AOL Chief Works on Broadband Time


Facing a crowd for the first time as America Online's CEO, Jon Miller promised to keep his part of AOL Time Warner Inc. on a broadband track — one that's encountered tough going in the cable industry.

"Our commitment to broadband is clear and unwavering," Miller said in delivering the keynote address at the Fall Internet World conference Oct. 3. "Broadband encourages habitual behavior to be transformed into online habitual behavior. We're in it to win it."

Miller drew his broadband outlook in no-frills fashion, without the slide shows, videos and lofty revenue-per-subscriber estimates used at the same event a year ago by the man he replaced this summer, Robert Pittman.

Miller acknowledged that the No. 1 Internet-service provider is in its current shape in part due to a downturn in research and development investment — one of several actions taken by Pittman and his colleagues to make up for downturns in online advertising revenues and subscriber growth.

R&D spending will pick up, Miller said, leading to "a new revitalization" of AOL's broadband content.

A new AOL Broadband format — incorporating the high-speed version Time Warner Cable systems distribute and what AT&T Comcast Corp. systems will offer following the AT&T Broadband- Comcast Corp. merger — is scheduled to debut Oct. 15.

More than 4 million of AOL's U.S. customer base (around 28 million, according to recent published reports) gets the service via broadband connections, including Time Warner Cable's high-speed platform.

Miller noted that AOL's broadband circulation was far above that of Road Runner — the high-speed ISP co-owned by Time Warner Cable, with about 2 million cable customers.

With R&D back on track, AOL is developing 40 new video and audio features for broadband distribution.
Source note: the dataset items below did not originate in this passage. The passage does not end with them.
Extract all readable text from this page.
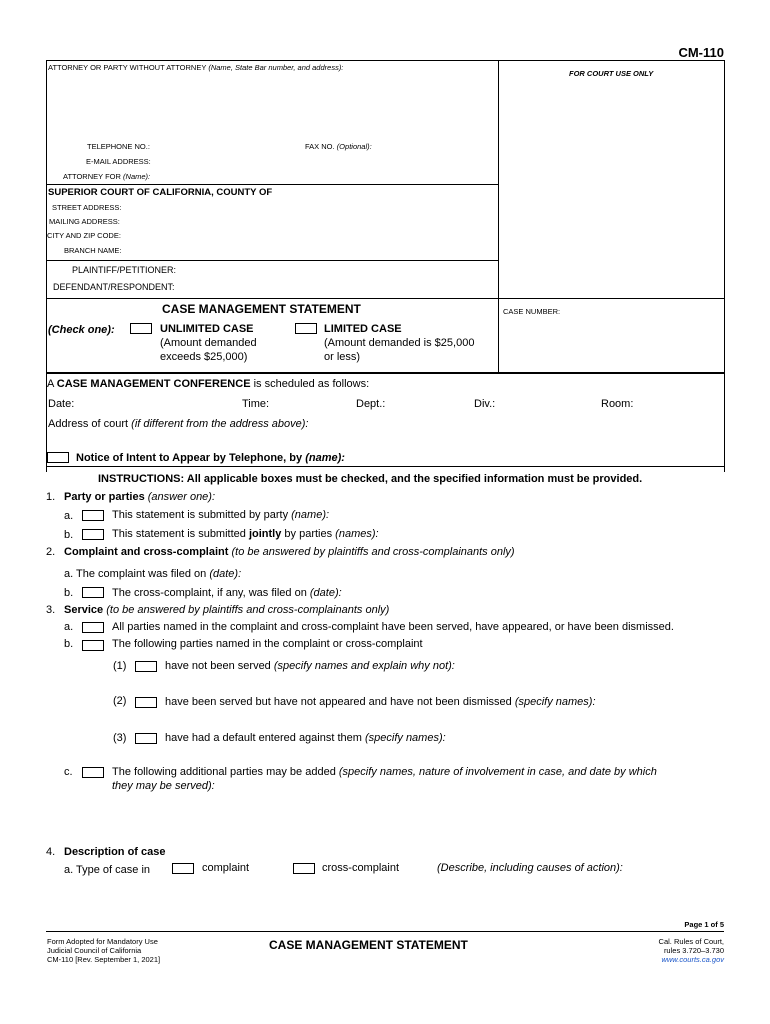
CM-110
ATTORNEY OR PARTY WITHOUT ATTORNEY (Name, State Bar number, and address):
FOR COURT USE ONLY
TELEPHONE NO.:	FAX NO. (Optional):
E-MAIL ADDRESS:
ATTORNEY FOR (Name):
SUPERIOR COURT OF CALIFORNIA, COUNTY OF
STREET ADDRESS:
MAILING ADDRESS:
CITY AND ZIP CODE:
BRANCH NAME:
PLAINTIFF/PETITIONER:
DEFENDANT/RESPONDENT:
CASE MANAGEMENT STATEMENT	CASE NUMBER:
(Check one):	UNLIMITED CASE
(Amount demanded
exceeds $25,000)
LIMITED CASE
(Amount demanded is $25,000
or less)
A CASE MANAGEMENT CONFERENCE is scheduled as follows:
Date:	Time:	Dept.:	Div.:	Room:
Address of court (if different from the address above):
Notice of Intent to Appear by Telephone, by (name):
INSTRUCTIONS: All applicable boxes must be checked, and the specified information must be provided.
1. Party or parties (answer one):
a.	This statement is submitted by party (name):
b.	This statement is submitted jointly by parties (names):
2. Complaint and cross-complaint (to be answered by plaintiffs and cross-complainants only)
a. The complaint was filed on (date):
b.	The cross-complaint, if any, was filed on (date):
3. Service (to be answered by plaintiffs and cross-complainants only)
a.	All parties named in the complaint and cross-complaint have been served, have appeared, or have been dismissed.
b.	The following parties named in the complaint or cross-complaint
(1)	have not been served (specify names and explain why not):
(2)	have been served but have not appeared and have not been dismissed (specify names):
(3)	have had a default entered against them (specify names):
c.	The following additional parties may be added (specify names, nature of involvement in case, and date by which
they may be served):
4. Description of case
a. Type of case in	complaint	cross-complaint	(Describe, including causes of action):
Page 1 of 5
Form Adopted for Mandatory Use
Judicial Council of California
CM-110 [Rev. September 1, 2021]
CASE MANAGEMENT STATEMENT	Cal. Rules of Court,
rules 3.720–3.730
www.courts.ca.gov
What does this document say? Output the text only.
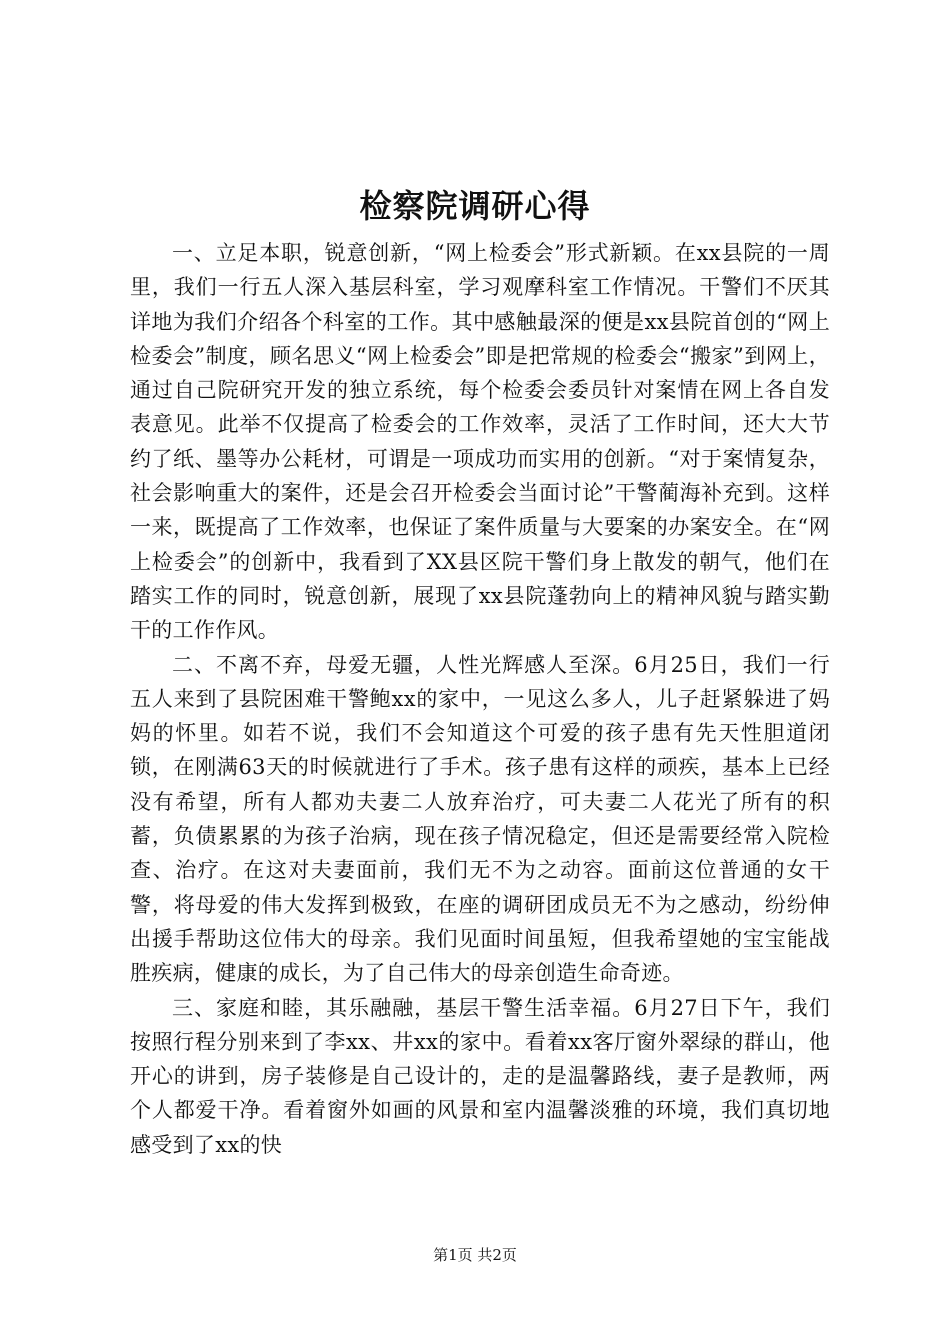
检察院调研心得

一、立足本职，锐意创新，“网上检委会”形式新颖。在xx县院的一周里，我们一行五人深入基层科室，学习观摩科室工作情况。干警们不厌其详地为我们介绍各个科室的工作。其中感触最深的便是xx县院首创的“网上检委会”制度，顾名思义“网上检委会”即是把常规的检委会“搬家”到网上，通过自己院研究开发的独立系统，每个检委会委员针对案情在网上各自发表意见。此举不仅提高了检委会的工作效率，灵活了工作时间，还大大节约了纸、墨等办公耗材，可谓是一项成功而实用的创新。“对于案情复杂，社会影响重大的案件，还是会召开检委会当面讨论”干警蔺海补充到。这样一来，既提高了工作效率，也保证了案件质量与大要案的办案安全。在“网上检委会”的创新中，我看到了XX县区院干警们身上散发的朝气，他们在踏实工作的同时，锐意创新，展现了xx县院蓬勃向上的精神风貌与踏实勤干的工作作风。

二、不离不弃，母爱无疆，人性光辉感人至深。6月25日，我们一行五人来到了县院困难干警鲍xx的家中，一见这么多人，儿子赶紧躲进了妈妈的怀里。如若不说，我们不会知道这个可爱的孩子患有先天性胆道闭锁，在刚满63天的时候就进行了手术。孩子患有这样的顽疾，基本上已经没有希望，所有人都劝夫妻二人放弃治疗，可夫妻二人花光了所有的积蓄，负债累累的为孩子治病，现在孩子情况稳定，但还是需要经常入院检查、治疗。在这对夫妻面前，我们无不为之动容。面前这位普通的女干警，将母爱的伟大发挥到极致，在座的调研团成员无不为之感动，纷纷伸出援手帮助这位伟大的母亲。我们见面时间虽短，但我希望她的宝宝能战胜疾病，健康的成长，为了自己伟大的母亲创造生命奇迹。

三、家庭和睦，其乐融融，基层干警生活幸福。6月27日下午，我们按照行程分别来到了李xx、井xx的家中。看着xx客厅窗外翠绿的群山，他开心的讲到，房子装修是自己设计的，走的是温馨路线，妻子是教师，两个人都爱干净。看着窗外如画的风景和室内温馨淡雅的环境，我们真切地感受到了xx的快

第1页 共2页
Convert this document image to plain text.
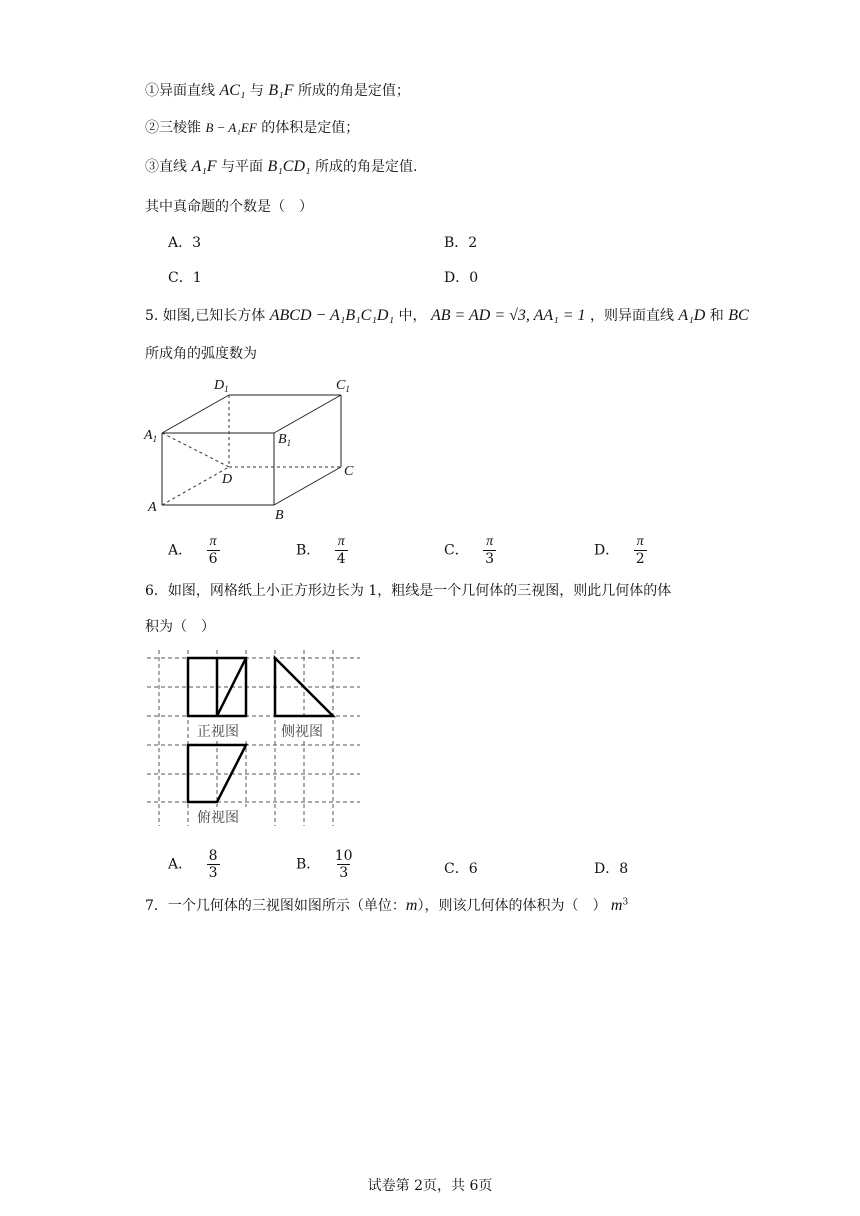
①异面直线 AC₁ 与 B₁F 所成的角是定值；
②三棱锥 B − A₁EF 的体积是定值；
③直线 A₁F 与平面 B₁CD₁ 所成的角是定值.
其中真命题的个数是（　）
A．3	B．2
C．1	D．0
5. 如图,已知长方体 ABCD − A₁B₁C₁D₁ 中， AB = AD = √3, AA₁ = 1 ，则异面直线 A₁D 和 BC
所成角的弧度数为
$D_1$	$C_1$
$A_1$	$B_1$
D
C
A
B
A． $\frac{\pi}{6}$	B． $\frac{\pi}{4}$	C． $\frac{\pi}{3}$	D． $\frac{\pi}{2}$
6．如图，网格纸上小正方形边长为 1，粗线是一个几何体的三视图，则此几何体的体
积为（　）
正视图	侧视图
俯视图
A． $\frac{8}{3}$	B． $\frac{10}{3}$	C．6	D．8
7．一个几何体的三视图如图所示（单位：m），则该几何体的体积为（　） $m^3$
试卷第 2页，共 6页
There will be more exclusive content, including entertainment, chat and instant messaging options.

Special community-driven features will become a key element of future broadband formats, Miller said.

He also hinted that several consumer-developed options might end up being premium options available for an additional charge. Miller declined to spell out what those features might be.

From here on in, AOL's broadband service will be structured to meet four consumer demands: More interactivity, more organization, greater ease of use and transformed lifestyle.

"They want voice, choice and a sense of empowerment," Miller noted. "They want community of a greater depth."

The new broadband product, associated with the release of AOL's new 8.0 format, "will demonstrate again that members rule, and ultimately, they'll go from their desktops and laptops to mobile phones and other devices," Miller suggested.